What about the Banking Future?
Well, my guess is as good as yours, I guess. Let’s see what my guess looks like.
My guess is that you the Consumer and me the Consumer, in the short term, are going to have some trust issues. My guess is that in the short term our uptake of the Open Banking tools and experiences is going to be pretty slow. This has been the experience in the UK so far, with some interesting statistics presented by Ipsos. Apparently, 84% of UK consumers would trust an established bank to provide Open Banking services, compared to 4% trusting “another well-known digital brand”. Argue with me that the UK and Australia don’t have some pretty contrasting landscapes. We have four pretty significant players, versus nine in the UK: but many more in the UK that are larger than our Four. We have Royal Commissions at the drop of an Akubra, and we have trust issues of our own with our own banks. We don’t have access to spend our money (lose our money) via Open Banking yet, and we are generally pretty responsive to new technology — for example, we have one of the fastest-growing cash-free economies via contactless and online payments.
So, where will our trust issues lie? My guess is that we will find it hard to trust the unknowns in this new techonomy. What are you really doing with my data once you have it? Will you really destroy it or depersonalise it once our agreement expires? Can I really be sure that someone more tech-savvy and data-greedy than me is not scooping all of my data every time I check my aggregated data balance or budget tracker?
Once we get over the trust issues, I can imagine that there will be a number of very rich experiences and relationships that we can make, collectively and individually, with some attractive FinTechs. The tech behemoths may or may not reach the sophistication required to create financial intimacy with us, and there may be some lingering trust issues with those larger organisations.

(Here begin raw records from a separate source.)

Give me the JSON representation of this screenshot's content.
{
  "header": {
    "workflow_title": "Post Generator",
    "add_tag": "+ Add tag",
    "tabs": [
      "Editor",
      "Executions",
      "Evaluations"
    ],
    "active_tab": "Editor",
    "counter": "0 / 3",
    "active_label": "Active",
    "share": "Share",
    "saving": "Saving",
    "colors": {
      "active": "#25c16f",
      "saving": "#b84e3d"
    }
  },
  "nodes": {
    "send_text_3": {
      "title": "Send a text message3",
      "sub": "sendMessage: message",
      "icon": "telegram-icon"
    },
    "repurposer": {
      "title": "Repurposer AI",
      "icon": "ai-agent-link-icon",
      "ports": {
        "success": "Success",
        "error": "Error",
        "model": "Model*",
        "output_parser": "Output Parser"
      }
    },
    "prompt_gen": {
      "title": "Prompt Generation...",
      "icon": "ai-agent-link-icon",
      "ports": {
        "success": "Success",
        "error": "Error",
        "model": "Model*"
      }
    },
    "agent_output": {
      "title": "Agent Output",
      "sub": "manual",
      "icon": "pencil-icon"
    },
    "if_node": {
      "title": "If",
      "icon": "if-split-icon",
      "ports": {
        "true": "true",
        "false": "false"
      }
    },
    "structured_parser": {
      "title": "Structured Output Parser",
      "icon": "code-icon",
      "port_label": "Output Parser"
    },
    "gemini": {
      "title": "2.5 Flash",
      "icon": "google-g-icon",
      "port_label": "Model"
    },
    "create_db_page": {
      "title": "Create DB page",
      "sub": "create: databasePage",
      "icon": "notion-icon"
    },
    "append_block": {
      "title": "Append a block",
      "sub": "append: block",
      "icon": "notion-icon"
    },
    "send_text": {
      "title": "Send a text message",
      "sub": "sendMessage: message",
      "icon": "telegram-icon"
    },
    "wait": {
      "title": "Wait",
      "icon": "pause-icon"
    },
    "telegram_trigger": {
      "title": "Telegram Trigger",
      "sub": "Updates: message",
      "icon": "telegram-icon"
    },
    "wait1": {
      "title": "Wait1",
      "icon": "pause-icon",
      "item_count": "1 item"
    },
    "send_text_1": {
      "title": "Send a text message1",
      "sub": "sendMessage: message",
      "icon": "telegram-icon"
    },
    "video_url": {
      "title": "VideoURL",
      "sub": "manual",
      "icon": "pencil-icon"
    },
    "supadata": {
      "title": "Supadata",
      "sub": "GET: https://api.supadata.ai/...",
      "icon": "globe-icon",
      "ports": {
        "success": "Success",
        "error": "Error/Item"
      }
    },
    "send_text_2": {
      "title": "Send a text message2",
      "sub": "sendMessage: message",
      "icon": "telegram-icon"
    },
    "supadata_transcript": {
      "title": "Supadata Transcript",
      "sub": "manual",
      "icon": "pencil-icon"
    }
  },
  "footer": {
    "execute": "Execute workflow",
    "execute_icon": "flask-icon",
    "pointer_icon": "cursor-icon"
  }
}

Eventually, my guess is that financial institutions will recognise that there is more to be made from money than there is from “individual relationships”. The wholesale manufacture of banking products and the operation of the financial vehicle underlying those products can become an extremely lean operation once you don’t have to deal with millions of individuals on a daily basis. There will be no need for banks to market and distribute the products — FinTechs will do that efficiently and personably, and if your manufactured product is the best, it will sell. Once data security is established in the new data economy, you the Consumer and me the Consumer will be very happy to carry our data wallet from merchant to merchant to purchase the services that do not yet exist, and we may possibly not even know the name of the ultimate provider of the underlying product that we buy.
In the meantime, though, I will expect my current banking providers to blaze the head of this trail.